A H-2B rocket carrying cargo for the International Space Station blasts off from the launching pad at Tanegashima Space Center on the Japanese southwestern island of Tanegashima, about 1,000km (621 miles) southwest of Tokyo, in this photo taken by Kyodo early Aug. 4, 2013. REUTERS/Kyodo

The U.K. could, by 2020, begin launching commercial satellites from the British soil for the first time under new proposals set to be unveiled later this week. The proposals, outlined in the Spaceflight Bill, would also pave the way for the establishment and operation of spaceports across the U.K.

Although the U.K. has had a robust space program for the past 60 years, British companies are still dependent on services provided by countries like the U.S., India and Japan for the launch of their satellites.

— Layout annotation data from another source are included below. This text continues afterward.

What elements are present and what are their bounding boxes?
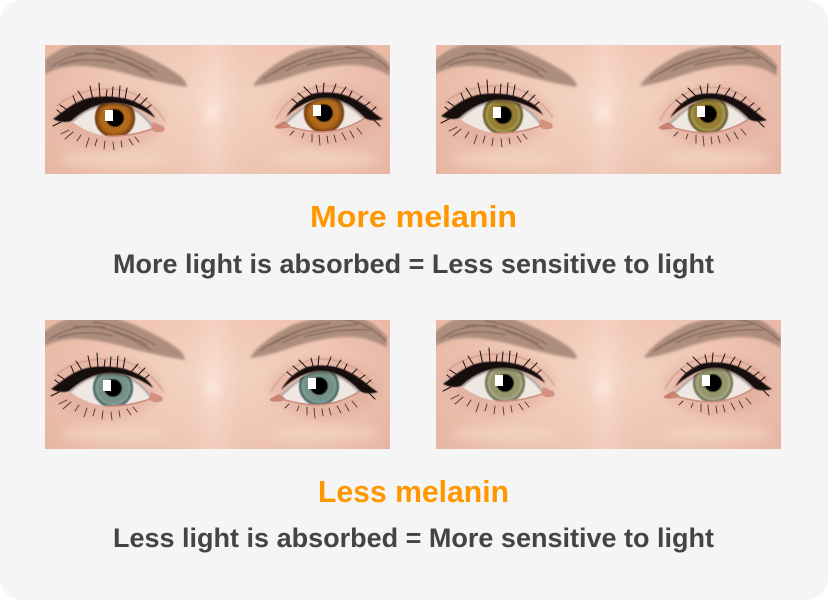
- photo: grey-green eyes: [435, 316, 781, 449]
- photo: hazel eyes: [435, 44, 781, 174]
- caption: more melanin: More light is absorbed = Less sensitive to light: [113, 249, 714, 279]
- photo: brown eyes: [45, 44, 391, 174]
- heading: more melanin: More melanin: [310, 199, 517, 234]
- caption: less melanin: Less light is absorbed = More sensitive to light: [113, 523, 714, 553]
- heading: less melanin: Less melanin: [318, 474, 509, 509]
- photo: blue-green eyes: [43, 317, 390, 449]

“We have never launched a spaceflight before from this country,” U.K. Aviation Minister Tariq Ahmad said in a statement released Monday. “Our ambition is to allow for safe and competitive access to space from the UK, so we remain at the forefront of a new commercial space age, for the next 40 years.”

The proposed legislation aims to tap into a market that estimates suggest could be worth over $30 billion over the next two decades. In addition, the Department of Transport said that opening up direct access to space could allow ‎scientists to conduct experiments in zero gravity, thereby leading to the development of better vaccines and antibiotics.

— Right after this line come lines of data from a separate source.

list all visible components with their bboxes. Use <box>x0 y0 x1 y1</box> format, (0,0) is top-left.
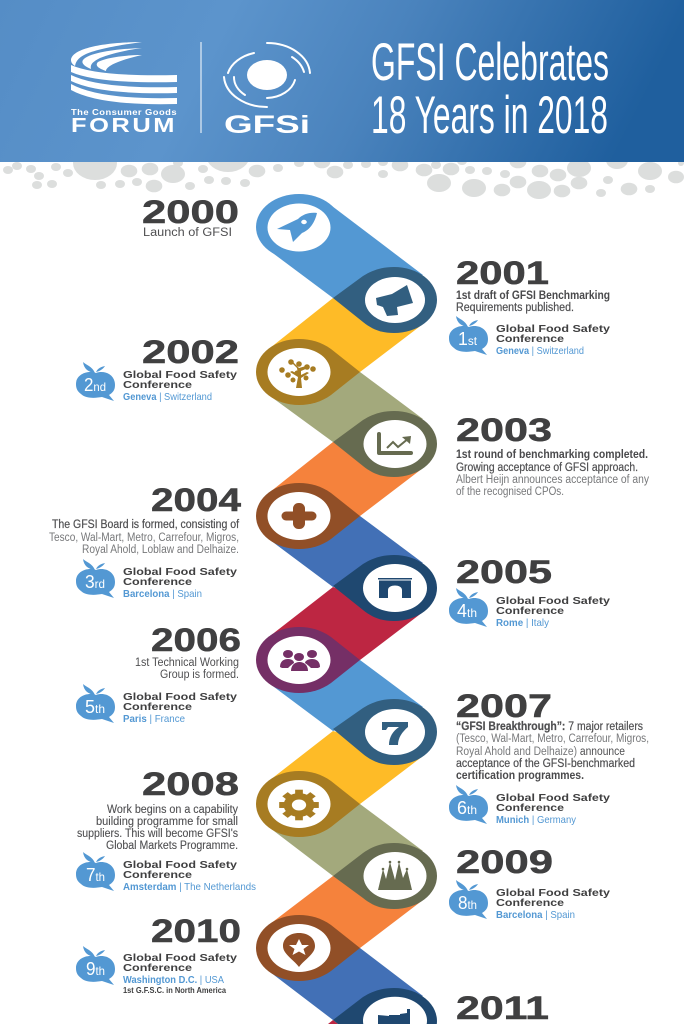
entry: 2010 <box>76 913 241 995</box>
conference 7th: Amsterdam | The Netherlands <box>123 881 256 893</box>
entry: 2004: Royal Ahold, Loblaw and Delhaize. <box>82 544 239 556</box>
entry: 2008: suppliers. This will become GFSI's <box>77 828 238 840</box>
conference 7th: Conference <box>123 870 193 881</box>
node 2010: map pin icon <box>256 915 360 981</box>
conference 9th <box>76 946 238 995</box>
logo: GFSI <box>224 43 310 139</box>
conference 6th: Munich | Germany <box>496 814 577 826</box>
conference 4th: Conference <box>496 606 565 617</box>
entry: 2009: 2009 <box>456 844 553 880</box>
conference 2nd: Geneva | Switzerland <box>123 391 212 403</box>
entry: 2001: Requirements published. <box>456 302 574 314</box>
conference 8th: 8th <box>458 893 477 913</box>
conference 3rd: Global Food Safety <box>123 567 238 578</box>
conference 9th: Conference <box>123 963 193 974</box>
conference 3rd: Conference <box>123 577 193 588</box>
entry: 2001: 2001 <box>456 255 549 291</box>
node 2006: people icon <box>256 627 360 693</box>
entry: 2002 <box>76 334 239 403</box>
entry: 2008: Work begins on a capability <box>107 804 238 816</box>
logo: GFSI: GFSi <box>224 111 310 139</box>
band: after 2011 <box>328 1020 338 1024</box>
entry: 2007: 2007 <box>456 688 552 724</box>
node 2005: arch icon <box>333 555 437 621</box>
entry: 2008 <box>76 766 256 893</box>
logo: The Consumer Goods Forum <box>71 42 177 137</box>
node 2011: factory icon <box>333 988 437 1024</box>
conference 7th: Global Food Safety <box>123 860 238 871</box>
band: 2002 to 2003 <box>270 372 423 442</box>
node 2007: number seven icon: 7 <box>395 744 396 746</box>
zigzag timeline ribbon <box>256 194 437 1024</box>
entry: 2000: 2000 <box>142 194 239 230</box>
conference 8th <box>449 880 611 921</box>
conference 5th: Conference <box>123 702 193 713</box>
entry: 2003: Albert Heijn announces acceptance of any <box>456 474 649 486</box>
decorative bubbles <box>3 138 684 199</box>
entry: 2007: “GFSI Breakthrough”: 7 major retailers <box>456 721 643 733</box>
entry: 2003: 2003 <box>456 412 552 448</box>
conference 4th: 4th <box>457 601 477 621</box>
band: 2010 to 2011 <box>270 948 423 1020</box>
conference 4th <box>449 588 611 629</box>
conference 3rd: Barcelona | Spain <box>123 588 202 600</box>
conference 9th: 9th <box>86 959 105 979</box>
entry: 2003: 1st round of benchmarking completed. <box>456 449 648 461</box>
band: 2008 to 2009 <box>270 804 423 876</box>
conference 1st: Geneva | Switzerland <box>496 345 584 357</box>
conference 3rd <box>76 559 238 600</box>
entry: 2004: Tesco, Wal-Mart, Metro, Carrefour, Migros, <box>49 532 239 544</box>
conference 4th: Rome | Italy <box>496 617 550 629</box>
conference 1st: 1st <box>458 329 478 349</box>
title <box>371 33 609 145</box>
node 2004: plus icon <box>256 483 360 549</box>
entry: 2007: (Tesco, Wal-Mart, Metro, Carrefour, Migros, <box>456 733 649 745</box>
entry: 2004: The GFSI Board is formed, consisting of <box>52 519 240 531</box>
conference 5th <box>76 684 238 725</box>
entry: 2007 <box>449 688 649 826</box>
conference 9th: 1st G.F.S.C. in North America <box>123 986 227 995</box>
entry: 2006: 1st Technical Working <box>135 657 239 669</box>
band: 2009 to 2010 <box>270 876 423 948</box>
conference 2nd: 2nd <box>84 375 106 395</box>
conference 3rd: 3rd <box>85 572 105 592</box>
conference 8th: Conference <box>496 898 565 909</box>
entry: 2009 <box>449 844 611 921</box>
band: 2000 to 2001 <box>270 203 423 298</box>
entry: 2010: 2010 <box>151 913 241 949</box>
conference 1st: Global Food Safety <box>496 324 611 335</box>
conference 6th <box>449 785 611 826</box>
conference 2nd: Conference <box>123 380 193 391</box>
conference 1st: Conference <box>496 334 565 345</box>
entry: 2006 <box>76 622 241 725</box>
conference 7th <box>76 852 256 893</box>
node 2002: tree icon <box>256 339 360 405</box>
entry: 2007: certification programmes. <box>456 770 584 782</box>
conference 5th: 5th <box>85 697 105 717</box>
entry: 2000: Launch of GFSI <box>143 227 232 239</box>
node 2000: rocket icon <box>268 204 330 252</box>
entry: 2001: 1st draft of GFSI Benchmarking <box>456 290 610 302</box>
entry: 2004: 2004 <box>151 482 241 518</box>
entry: 2005: 2005 <box>456 554 552 590</box>
conference 4th: Global Food Safety <box>496 596 611 607</box>
node 2009: castle icon <box>333 843 437 909</box>
entry: 2003 <box>456 412 649 498</box>
conference 7th: 7th <box>86 865 105 885</box>
band: 2007 to 2008 <box>270 731 423 804</box>
node 2003: chart icon <box>333 411 437 477</box>
conference 8th: Global Food Safety <box>496 888 611 899</box>
band: 2003 to 2004 <box>270 442 423 516</box>
entry: 2000 <box>142 194 239 239</box>
entry: 2006: 2006 <box>151 622 241 658</box>
conference 2nd <box>76 362 238 403</box>
conference 1st <box>449 316 611 357</box>
conference 6th: 6th <box>457 798 477 818</box>
node 2008: gear icon <box>256 771 360 837</box>
entry: 2005 <box>449 554 611 629</box>
band: 2005 to 2006 <box>270 587 423 660</box>
entry: 2008: Global Markets Programme. <box>106 840 238 852</box>
conference 8th: Barcelona | Spain <box>496 909 575 921</box>
conference 6th: Conference <box>496 803 565 814</box>
entry: 2001 <box>449 255 611 357</box>
conference 6th: Global Food Safety <box>496 793 611 804</box>
band: 2006 to 2007 <box>270 660 423 731</box>
node 2001: megaphone icon <box>333 267 437 333</box>
conference 5th: Paris | France <box>123 713 185 725</box>
conference 9th: Washington D.C. | USA <box>123 974 224 986</box>
conference 2nd: Global Food Safety <box>123 370 238 381</box>
logo: The Consumer Goods Forum: FORUM <box>71 115 177 137</box>
entry: 2004 <box>49 482 241 600</box>
start cap <box>256 194 342 260</box>
entry: 2007: acceptance of the GFSI-benchmarked <box>456 758 635 770</box>
band: 2001 to 2002 <box>270 298 423 372</box>
entry: 2007: Royal Ahold and Delhaize) announce <box>456 746 625 758</box>
entry: 2008: building programme for small <box>96 816 238 828</box>
conference 9th: Global Food Safety <box>123 953 238 964</box>
node 2007: number seven icon <box>333 699 437 765</box>
entry: 2008: 2008 <box>142 766 239 802</box>
logo: The Consumer Goods Forum: The Consumer Goods <box>71 107 177 117</box>
header banner <box>0 0 684 162</box>
entry: 2003: Growing acceptance of GFSI approach. <box>456 462 638 474</box>
entry: 2002: 2002 <box>142 334 239 370</box>
conference 5th: Global Food Safety <box>123 692 238 703</box>
entry: 2006: Group is formed. <box>160 669 239 681</box>
entry: 2003: of the recognised CPOs. <box>456 486 564 498</box>
band: 2004 to 2005 <box>270 516 423 587</box>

NASA is already conducting experiments on board the International Space Station to study how microgravity affects the microstructure and pharmacokinetics of drugs.

“The move has the potential to take UK scientists up to space so they can research and develop vaccines and antibiotics, which grow differently where there is no gravity. The flights could also carry out hundreds of vital scientific experiments on medical issues such as aging and the human body,” the transport department said in the statement.

A draft version of the bill is expected this week, and the proposed legislation will be introduced in parliament later this year. The proposal builds on the 10 million pound ($12.4 million) grant the government made available to develop commercial launch capabilities earlier this month.

“With this week’s Spaceflight Bill launch, we will cement the UK’s position as a world-leader in this emerging market, giving us an opportunity to build on existing strengths in research and innovation,” Jo Johnson, the minister for universities and science, said in the statement. “Through our ‘Industrial strategy’ we will harness this potential, creating an environment where companies across this sector will thrive.”